While it’s true that popular deals are more likely to get capital, this is totally uncorrelated with actual return.

If the investor is actually a momentum investor (often in disguise, even to themselves), that’s OK. Just know who you are talking to (or better, who you are).

As an exercise to the reader, take a small random sample from any truly great venture fund — in most draws, you’ll miss the companies that drive the economics for the fund. Just because they are looking — and went on to invest — means absolutely nothing in this hits-driven business.

One of my investor friends quipped “I don’t ask who they are talking to…it’s like romantic partners, I don’t want to know who else they’ve been with already.”

What entrepreneurs can do about this

1) Don’t let fundraising drag along.

Just as investors like to know who else is looking as a shortcut, there is a dangerous cousin: how many people have not chosen to invest already.

When I was a founder, I always urged my peers starting (or languishing) on their fundraising process to do something: create a discrete moment of FOMO. Some of the best companies can do this somewhat organically — the phone is ringing off the hook with potential customers, the money is pouring in, and while having $4.50 coffees is nice, it’s a distraction. Wrap it up and get back to work.

The perfect specimen of this moment is the ultimate FOMO-Festivus: YCombinator’s demo day. All investors can be quite certain that hundreds of other vetted, liquid, and serious investors have seen the deal — managing to tip 1) who is looking at the deal and 2) create time pressure. While they’ve worked very hard to scale this model, this is hardly a solution for every great aspiring technology entrepreneur in the world.

2) Classify potential investors: independent thinker or momentum player?

Sometimes momentum is structural rather than personal — when funds can only write a $100–200K check, they rely on the founder to be able to attract sufficient investment to be able to hit whatever the next milestones for the company. Sometimes nascent venture funds will prioritize companies that will seem promising to later investors — they’ve got their own milestones to hit to secure the next fund.

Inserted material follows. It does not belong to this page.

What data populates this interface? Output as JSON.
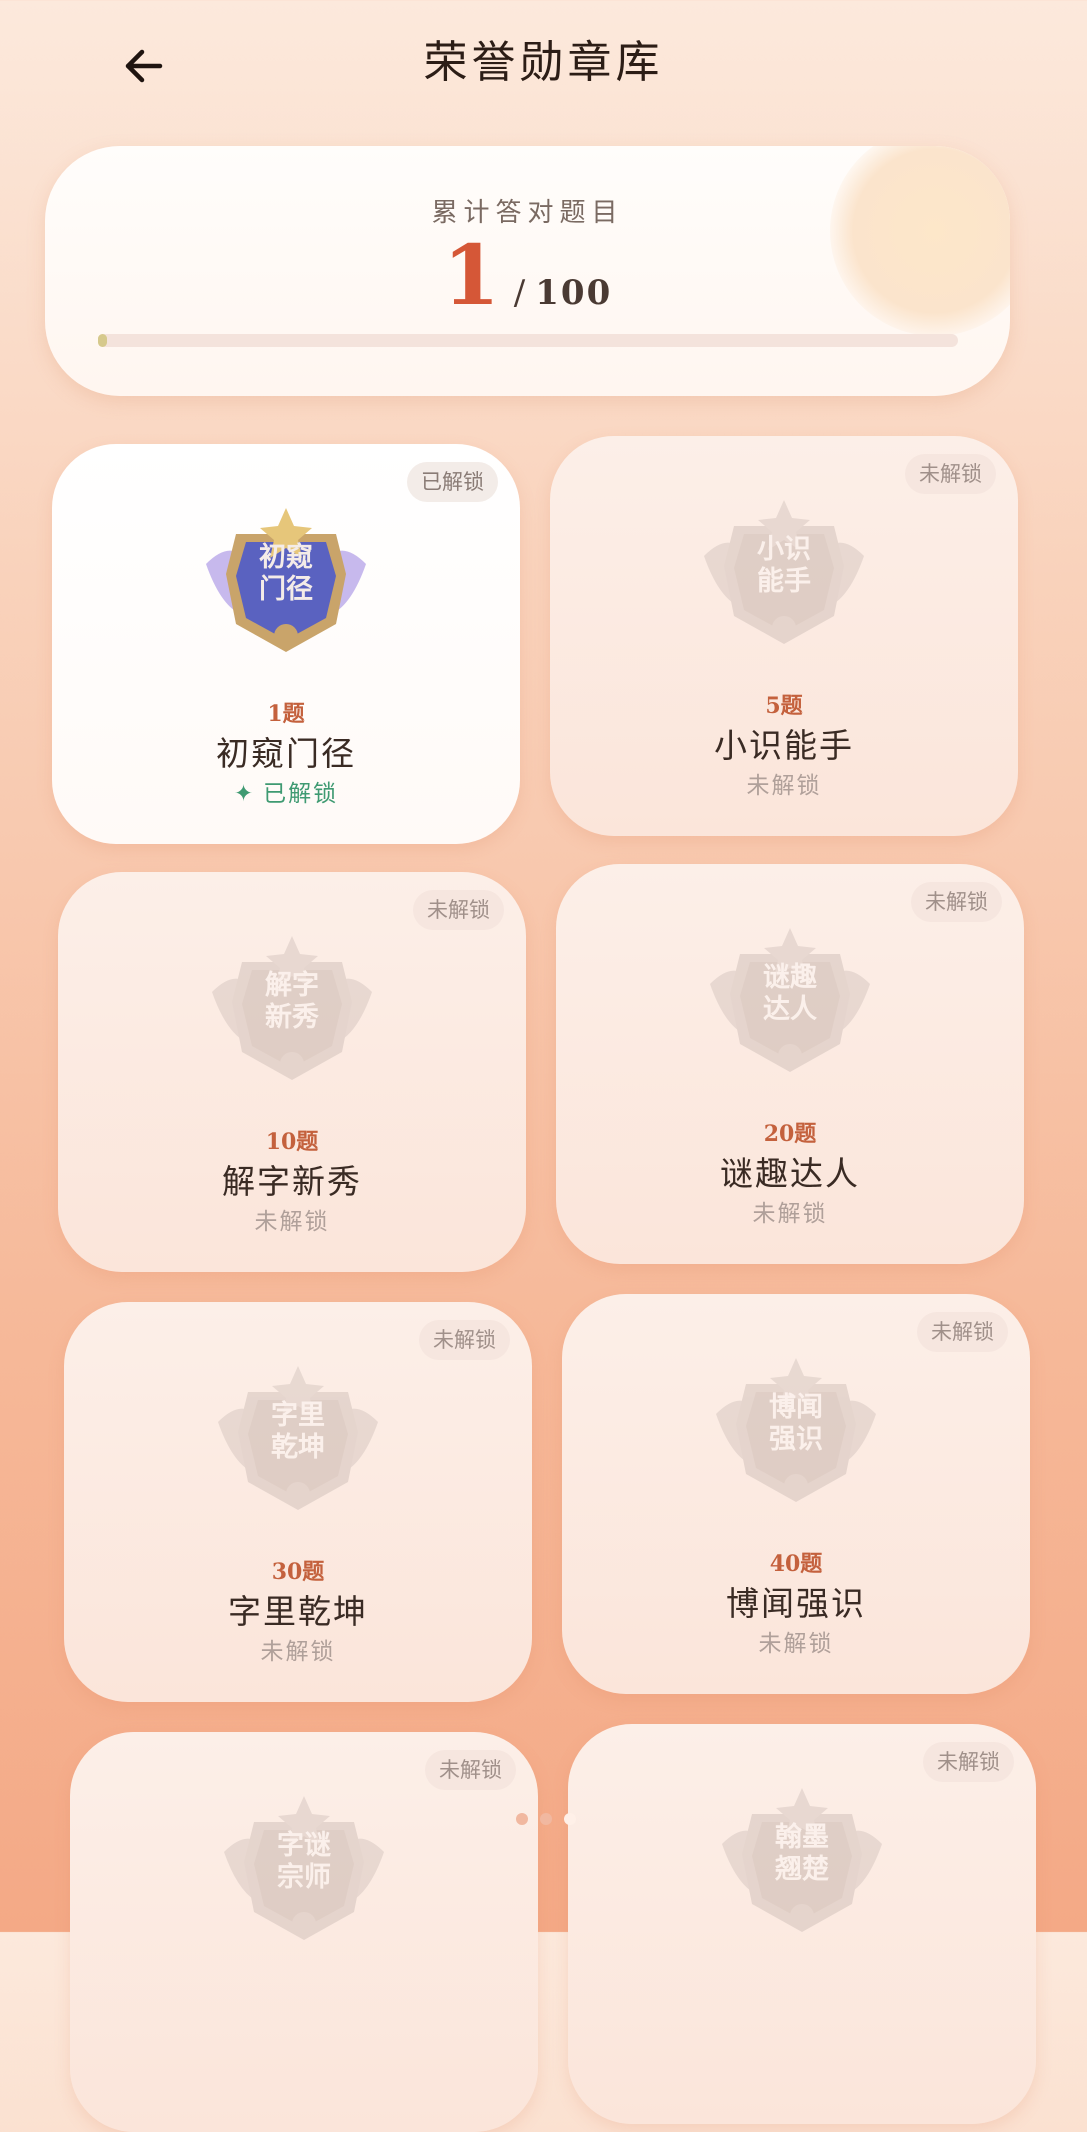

The only catch with momentum investors is that not all of them realize they are in the momentum business.

Independent thinkers will be willing to lead before others do. Sometimes investors have an easier time with independently leading when it’s a field they know well. Hopefully the proliferation of sector-specific seed funds will add to the ranks of truly independent investors.

Having a strong contrarian view often takes a little time. If you identify investors you like, with a history of leading and independent thought, don’t be afraid if it takes a few months to fully get to know each other and understand the business.

We often meet entrepreneurs with a common refrain: “we’ve got strong interest, just looking for a lead.” Leading is hard. Saying “we’re interested, pending who else is, price and everything else” is easy.

3) Run a tight process

This doesn’t mean a fast process. Just a coordinated process. If your business is in a new area that’s hard for folks to wrap their head around, don’t be shy to connect a few months before a formal round. Test your materials on other entrepreneurs who have been through the process before. Have your materials ready to go.

In many cases, you are signing up for a 5–10 year relationship with potential investors. So don’t rush things. Set the tone for how you will run your board and your company. Most of all, find the people you want to go build something great with. And get back to work.